2State Key Laboratory of Reproductive Medicine, Nanjing Medical University, Nanjing, 211166, P. R. China

3Department of Obstetrics and Gynecology, Northwestern University Feinberg School of Medicine, Chicago, IL 60611, USA

4Department of Neurology, Northwestern University Feinberg School of Medicine, Chicago, IL 60611, USA

Correspondence to:

Eugene Yujun Xu, email: xuyujun@njmu.edu.cn

Hongxin Dong, email: h-dong@northwestern.edu

Keywords: Pumilio (PUM); RNA binding protein; dendrite; synapse; glutamate receptor 2 (GLUR2)

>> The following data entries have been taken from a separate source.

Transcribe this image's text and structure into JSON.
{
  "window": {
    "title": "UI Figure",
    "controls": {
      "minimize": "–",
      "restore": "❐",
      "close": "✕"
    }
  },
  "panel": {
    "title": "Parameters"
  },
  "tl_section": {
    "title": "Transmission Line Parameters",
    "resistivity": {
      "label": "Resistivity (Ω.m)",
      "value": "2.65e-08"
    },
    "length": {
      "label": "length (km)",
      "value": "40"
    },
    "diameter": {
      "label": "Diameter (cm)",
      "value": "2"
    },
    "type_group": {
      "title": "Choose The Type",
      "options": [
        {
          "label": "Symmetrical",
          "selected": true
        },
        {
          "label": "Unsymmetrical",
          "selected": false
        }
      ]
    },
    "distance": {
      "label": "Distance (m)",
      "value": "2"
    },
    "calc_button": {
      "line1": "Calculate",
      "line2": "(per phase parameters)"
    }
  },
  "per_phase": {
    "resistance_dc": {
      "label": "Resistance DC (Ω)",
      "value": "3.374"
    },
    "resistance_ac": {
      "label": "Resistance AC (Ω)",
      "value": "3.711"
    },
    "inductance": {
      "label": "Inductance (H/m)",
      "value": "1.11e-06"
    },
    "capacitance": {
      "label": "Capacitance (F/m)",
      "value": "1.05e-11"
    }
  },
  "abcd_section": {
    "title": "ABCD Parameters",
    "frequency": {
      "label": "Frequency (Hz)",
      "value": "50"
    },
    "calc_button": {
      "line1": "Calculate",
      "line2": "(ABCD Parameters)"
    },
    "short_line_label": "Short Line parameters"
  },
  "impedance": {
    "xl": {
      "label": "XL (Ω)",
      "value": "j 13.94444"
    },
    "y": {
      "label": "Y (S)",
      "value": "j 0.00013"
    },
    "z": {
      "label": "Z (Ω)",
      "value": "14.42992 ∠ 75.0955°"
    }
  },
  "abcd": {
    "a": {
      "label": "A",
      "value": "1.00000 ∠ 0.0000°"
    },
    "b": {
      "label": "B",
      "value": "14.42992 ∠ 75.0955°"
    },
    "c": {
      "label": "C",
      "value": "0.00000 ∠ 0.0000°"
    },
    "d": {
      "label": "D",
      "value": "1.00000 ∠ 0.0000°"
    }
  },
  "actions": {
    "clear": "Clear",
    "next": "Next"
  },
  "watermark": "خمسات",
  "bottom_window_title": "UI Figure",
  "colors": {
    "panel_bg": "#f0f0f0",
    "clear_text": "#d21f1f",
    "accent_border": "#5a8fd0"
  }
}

Received: August 23, 2017     Accepted: January 13, 2018     Epub: January 30, 2018     Published: August 14, 2018

ABSTRACT

PUMILIO 2 (PUM2) is a member of Pumilio and FBF (PUF) family, an RNA binding protein family with phylogenetically conserved roles in germ cell development. The Drosophila Pumilio homolog is also required for dendrite morphogenesis and synaptic function via translational control of synaptic proteins, such as glutamate receptors, and recent mammalian studies demonstrated a similar role in neuronal culture with associated motor and memory abnormalities in vivo. Importantly, transgenic mice with PUM2 knockout show prominent epileptiform activity, and patients with intractable temporal lobe epilepsy and mice with pilocarpine-induced seizures have decreased neuronal PUM2, possibly leading to further seizure susceptibility. However, how PUM2 influences synaptic function in vivo and, subsequently, seizures is not known. We found that PUM2 is highly expressed in the brain, especially in the temporal lobe, and knockout of Pum2 (Pum2–/–) resulted in significantly increased pyramidal cell dendrite spine and synapse density. In addition, multiple proteins associated with excitatory synaptic function, including glutamate receptor 2 (GLUR2), are up-regulated in Pum2–/– mice. The expression of GLUR2 protein but not mRNA is increased in the Pum2–/– mutant hippocampus, Glur2 transcripts are increased in mutant polysome fractions, and overexpression of PUM2 led to repression of reporter expression containing the 3′Untranslated Region (3′UTR) of Glur2, suggesting translation of GLUR2 was increased in the absence of Pum2. Overall, these studies provide a molecular mechanism for the increased temporal lobe excitability observed with PUM2 loss and suggest PUM2 might contribute to intractable temporal lobe epilepsy.